“Here is the secret to success: have a great product.
This is the only thing all great companies have in common.”
— Sam Altman, President of Y Combinator
Your goal as a startup is to make something users love.
It’s as simple as that. Build a great product and the rest will follow.
Make Something People Want is the motto of Y Combinator, an early stage startup accelerator that has supported the launch of companies like airbnb, reddit, and Dropbox. Build something— not that people need — but rather something they want and are willing to pay for.
How do you build a great product?
Simply put: you must solve a real problem that people have. Not just any issue that mildly bothers them from time to time; no, rather something that really pisses people off — a real problem.
Build something that saves people time, saves them money, adds convenience to their life, improves the quality of an experience — essentially improves their life in one way, shape, or another.
What does this look like in action?
At the core of making something people want are two activities, that if done consistently and thoroughly, will lead you to a successful product.
These two activities are: #1) Building an MVP and #2) Talking to your customers
We repeat: the two most important things you can do to grow your idea and turn it into a successful business is building product and talking to your customers.
These are so critically important that, if Grow Your Idea had a body, we would get “Build Product. Talk to Users. Repeat.” tattooed on our forehead. It’s that essential to the start of your new business.
Let’s dive in a little deeper.
Your idea probably has 1 million different features that you’re envisioning in your head. But do customers care about all of these? You shouldn’t build what isn’t absolutely necessary.
What is an MVP? It stands for Minimum Viable Product, and it’s the minimum set of features that a customer is willing to pay for. In other words, it’s the simplest thing you could possibly build that effectively solves your customers’ problems.
Therefore it is your job to discover which features are the most important — to find the core value your product provides. Start with your number-one problem. What big problem are you solving? What is the absolute minimum features you can build in order to fix that?
Why is this so important? The goal is to prove people want what we have. We’ll be approaching our customers with our MVP to see if it actually solves their problems.
The key to a successful business is in making something people want, and the only way to find out exactly what people want is by talking to them directly. So go out and learn about your customers! Try to understand them the best you possibly can. This is an underlying principle that needs to be taken seriously throughout the life of your business. Period.

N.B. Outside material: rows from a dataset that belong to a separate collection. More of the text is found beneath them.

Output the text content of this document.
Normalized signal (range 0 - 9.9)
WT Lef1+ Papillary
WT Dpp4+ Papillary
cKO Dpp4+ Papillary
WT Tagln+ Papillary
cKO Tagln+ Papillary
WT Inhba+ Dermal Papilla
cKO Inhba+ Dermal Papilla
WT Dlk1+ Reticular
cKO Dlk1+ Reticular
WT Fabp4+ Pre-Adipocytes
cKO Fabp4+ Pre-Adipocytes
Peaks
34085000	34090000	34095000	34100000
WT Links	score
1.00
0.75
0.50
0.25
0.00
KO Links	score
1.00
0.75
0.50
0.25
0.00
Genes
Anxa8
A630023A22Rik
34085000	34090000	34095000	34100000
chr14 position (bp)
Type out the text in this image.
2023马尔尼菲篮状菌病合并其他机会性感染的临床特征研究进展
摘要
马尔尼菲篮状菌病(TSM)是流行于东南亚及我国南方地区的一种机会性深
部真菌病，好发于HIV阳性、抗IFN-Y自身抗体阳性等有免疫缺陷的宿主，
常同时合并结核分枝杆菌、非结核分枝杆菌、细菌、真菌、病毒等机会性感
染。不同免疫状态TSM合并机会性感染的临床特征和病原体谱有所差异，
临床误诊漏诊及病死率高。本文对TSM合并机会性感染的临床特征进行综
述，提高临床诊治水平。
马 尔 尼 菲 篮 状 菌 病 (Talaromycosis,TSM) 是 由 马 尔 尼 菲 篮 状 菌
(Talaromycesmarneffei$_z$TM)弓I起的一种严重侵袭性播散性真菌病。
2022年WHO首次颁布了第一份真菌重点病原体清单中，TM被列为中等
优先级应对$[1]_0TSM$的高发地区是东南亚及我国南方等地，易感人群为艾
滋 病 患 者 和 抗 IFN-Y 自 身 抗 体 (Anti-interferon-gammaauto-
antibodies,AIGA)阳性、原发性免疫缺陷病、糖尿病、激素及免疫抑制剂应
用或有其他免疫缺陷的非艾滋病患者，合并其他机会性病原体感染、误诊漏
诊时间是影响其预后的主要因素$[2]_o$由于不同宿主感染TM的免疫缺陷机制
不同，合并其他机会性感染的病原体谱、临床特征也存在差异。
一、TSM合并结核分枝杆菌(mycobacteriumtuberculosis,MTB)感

We will continue to talk about this because it is of utmost importance. It’s the one thing we tell our entrepreneurs over and over and over again, and that is: GET OUT OF THE BUILDING AND GO TALK TO YOUR CUSTOMERS.
Now you may be thinking — “I’m a member of my target market, so why should I talk to people? I already know what we want!” You may be right to a certain extent, but what if everyone doesn’t think exactly like you? There’s a very high chance that you’ll miss something in your own bubble — and that something could be critical to your success.
To summarize, you must build a product that solves a big problem people have — something they want and are willing to pay for. In practice, this process begins by building an MVP and showing it to your customers.
Talk to your customers on a consistent basis, watch them interact with your product, ask them questions about how to improve, and then go back and make your product better based off their feedback.
This is your #1 priority in the early stages. By dedicating yourself to this process, you will continuously fine-tune your product towards perfection. You will build a great product, something that people want, and that will jumpstart your new idea into a great company.